Therapeutic change comes from within you and your desire for change is ultimately the most important aspect of treatment.  If for example, someone is “making” you come in, we won’t begin treatment until we’ve established your own personal therapeutic goals.  Sometimes a goal might be really simple – improve interpersonal relationships, cope with overwhelming feelings of stress or sadness, extinguish suicidal ideation, or manage substance intake.   Other times it might be necessary to open-mindedly explore less tangible areas, like meaning, sexuality, or happiness. 

Also, it’s important to remember that in our fast-paced society rife with constant inundation of stimulation from the media and Internet, it’s extremely common for our problems to exist without our conscious recognition, and oftentimes, especially in long-term treatment, issues that have been bothering us and debilitating our growth for a long time surface in subtle ways. 


What to Expect from Sex Therapy

I don’t want to open up to strangers.

Neither do I – well, sort of.  The beauty of therapy is that you can open up to someone and tell them anything in the world – and it won’t have any ramifications on the rest of your life.  Maybe you have embarrassing fears, maybe you’re having an affair, maybe you robbed a bank.  As long as you’re not planning on hurting or exploiting anyone in the future, you can share anything with me. 

And of course we’ll be strangers at first, and in some cases, it may take many weeks for you to be completely comfortable with me and trust me.  But go ahead and take a look at my site, my picture, my experience, and try and get a feel for the kind of therapist I’ll be.  Give me a call, and we can chat.  Our initial phone consultation (15-20 minutes) is free, and it should basically be thought of as you interviewing me.  You should get a relatively quick impression of whether or not you could see yourself opening up to me, and if it isn’t a good “fit,” I’ll try and help you find someone in your area. 

What is therapy like?

Therapy is different for everyone.  Depending on your needs and the level of structure called for in your treatment will greatly determine what the nature of the sessions. Generally speaking, you can expect to discuss events going on in your life right now, and possibly events in the past that may still be influencing the present.  We usually explore relationships with significant people in your life, thought and behavioral patterns, emotions, and feelings, and of course, what you want to change.

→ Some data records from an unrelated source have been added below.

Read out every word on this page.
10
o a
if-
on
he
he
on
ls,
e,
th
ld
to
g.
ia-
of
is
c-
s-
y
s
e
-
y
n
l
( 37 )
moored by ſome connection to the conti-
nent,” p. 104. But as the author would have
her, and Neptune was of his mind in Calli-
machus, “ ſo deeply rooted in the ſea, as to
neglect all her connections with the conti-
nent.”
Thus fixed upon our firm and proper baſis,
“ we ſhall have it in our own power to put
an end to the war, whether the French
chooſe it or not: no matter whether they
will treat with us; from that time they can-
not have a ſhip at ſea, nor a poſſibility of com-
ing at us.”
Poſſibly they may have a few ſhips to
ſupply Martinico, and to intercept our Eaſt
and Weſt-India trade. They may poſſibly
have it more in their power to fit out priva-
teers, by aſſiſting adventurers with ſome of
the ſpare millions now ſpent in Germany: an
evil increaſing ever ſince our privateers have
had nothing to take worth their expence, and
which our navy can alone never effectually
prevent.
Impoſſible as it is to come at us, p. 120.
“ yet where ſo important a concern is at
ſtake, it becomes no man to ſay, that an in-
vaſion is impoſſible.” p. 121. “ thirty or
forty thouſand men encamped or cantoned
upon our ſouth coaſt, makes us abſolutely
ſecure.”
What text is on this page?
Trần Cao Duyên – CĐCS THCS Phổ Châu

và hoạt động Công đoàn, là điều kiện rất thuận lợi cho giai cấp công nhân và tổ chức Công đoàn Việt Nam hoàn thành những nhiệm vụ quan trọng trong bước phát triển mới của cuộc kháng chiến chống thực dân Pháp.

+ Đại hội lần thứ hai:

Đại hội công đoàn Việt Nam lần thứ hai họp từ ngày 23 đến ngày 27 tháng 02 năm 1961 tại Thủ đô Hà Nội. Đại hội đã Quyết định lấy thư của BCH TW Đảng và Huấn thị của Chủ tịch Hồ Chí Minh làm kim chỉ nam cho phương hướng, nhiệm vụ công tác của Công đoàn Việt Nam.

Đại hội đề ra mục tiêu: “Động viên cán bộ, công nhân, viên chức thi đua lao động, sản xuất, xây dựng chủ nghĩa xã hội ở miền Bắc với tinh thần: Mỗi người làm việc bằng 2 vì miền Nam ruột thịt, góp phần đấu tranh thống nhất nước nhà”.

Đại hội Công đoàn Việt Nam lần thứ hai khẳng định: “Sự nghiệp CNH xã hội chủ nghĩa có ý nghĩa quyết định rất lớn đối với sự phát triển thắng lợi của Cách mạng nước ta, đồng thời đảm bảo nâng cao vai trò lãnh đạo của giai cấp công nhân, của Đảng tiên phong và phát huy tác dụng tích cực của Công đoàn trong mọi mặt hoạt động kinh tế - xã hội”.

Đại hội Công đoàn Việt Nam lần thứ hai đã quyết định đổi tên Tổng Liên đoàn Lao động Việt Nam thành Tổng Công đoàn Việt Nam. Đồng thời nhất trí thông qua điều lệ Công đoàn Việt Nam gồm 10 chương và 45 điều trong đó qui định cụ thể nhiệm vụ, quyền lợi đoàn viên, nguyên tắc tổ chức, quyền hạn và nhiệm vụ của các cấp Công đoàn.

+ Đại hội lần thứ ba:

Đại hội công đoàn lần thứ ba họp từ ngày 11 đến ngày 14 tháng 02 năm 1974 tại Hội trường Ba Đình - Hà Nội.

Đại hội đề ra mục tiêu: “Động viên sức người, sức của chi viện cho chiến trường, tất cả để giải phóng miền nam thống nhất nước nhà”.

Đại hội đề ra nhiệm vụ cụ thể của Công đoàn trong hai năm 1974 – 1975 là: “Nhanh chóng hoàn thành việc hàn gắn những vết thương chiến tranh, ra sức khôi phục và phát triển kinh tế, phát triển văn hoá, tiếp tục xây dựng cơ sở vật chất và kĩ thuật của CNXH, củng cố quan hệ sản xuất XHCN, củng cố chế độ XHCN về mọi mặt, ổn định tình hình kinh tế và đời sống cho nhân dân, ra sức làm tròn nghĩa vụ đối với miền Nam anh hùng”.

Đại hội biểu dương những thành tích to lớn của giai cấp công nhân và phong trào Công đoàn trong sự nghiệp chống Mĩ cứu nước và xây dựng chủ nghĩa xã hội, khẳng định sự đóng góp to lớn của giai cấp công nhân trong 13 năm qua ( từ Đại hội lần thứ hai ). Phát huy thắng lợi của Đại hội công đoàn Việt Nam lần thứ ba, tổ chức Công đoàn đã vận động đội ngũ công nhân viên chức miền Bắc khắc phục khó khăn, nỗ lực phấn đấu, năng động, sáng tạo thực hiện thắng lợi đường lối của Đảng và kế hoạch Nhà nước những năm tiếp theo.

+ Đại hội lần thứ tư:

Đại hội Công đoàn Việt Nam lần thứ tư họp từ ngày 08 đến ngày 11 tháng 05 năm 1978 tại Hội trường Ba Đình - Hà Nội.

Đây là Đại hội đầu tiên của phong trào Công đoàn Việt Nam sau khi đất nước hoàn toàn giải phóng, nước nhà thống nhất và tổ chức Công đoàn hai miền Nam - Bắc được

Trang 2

As with anything we participate in, the more you put into treatment, the more you will get out of it.  Sometimes opening up causes us to become very emotional, and sometimes individuals prefer to say very little.  Sometimes movement is slow, and other times people are ready to make changes now.  As a social worker, I am always thinking of ways in which the community affects people’s lives, and a primary goal for us will be to explore ways in which you can find support outside of the therapy room. 

Give me a pill.  

Science has come a long way in terms of understanding our brains and central nervous systems, and medications often play a fundamental role in improving people’s mental health.  However, very few reputable studies have demonstrated long-term improvements with a meds-only approach, especially when looking at studies not put out by pharmaceutical companies.  When one recognizes that medicated brains don't exist in some kind of isolated bubble, this isn't all that surprising.  Many different things can affect our neuro-chemistry, from what we eat, to what's going on in our environments, to how much exercise we get, to how strong our friendships are, and, last but not least - or own thoughts and behavioral patterns.  Therefore, most ethical mental health practitioners of all disciplines recommend individuals seek supplemental therapy if they are also on medication. 


People don't really change.  

Oh yes they most certainly do.  Okay, a lot of current theorists do debate as to whether or not we can truly 'change,' as well as how 'happy' individuals are actually supposed to be, and what it means to 'heal.'  Some are emphatic that major intrapsychic transformation is very possible, while others feel that all we're capable of is accepting ourselves the way we are and harnessing excellent coping skills.  Regardless, through the examination of our strengths, weaknesses, and behavior patterns, and subsequent development of an appropriate treatment plan, together we can definitely work towards leading a more fulfilling life.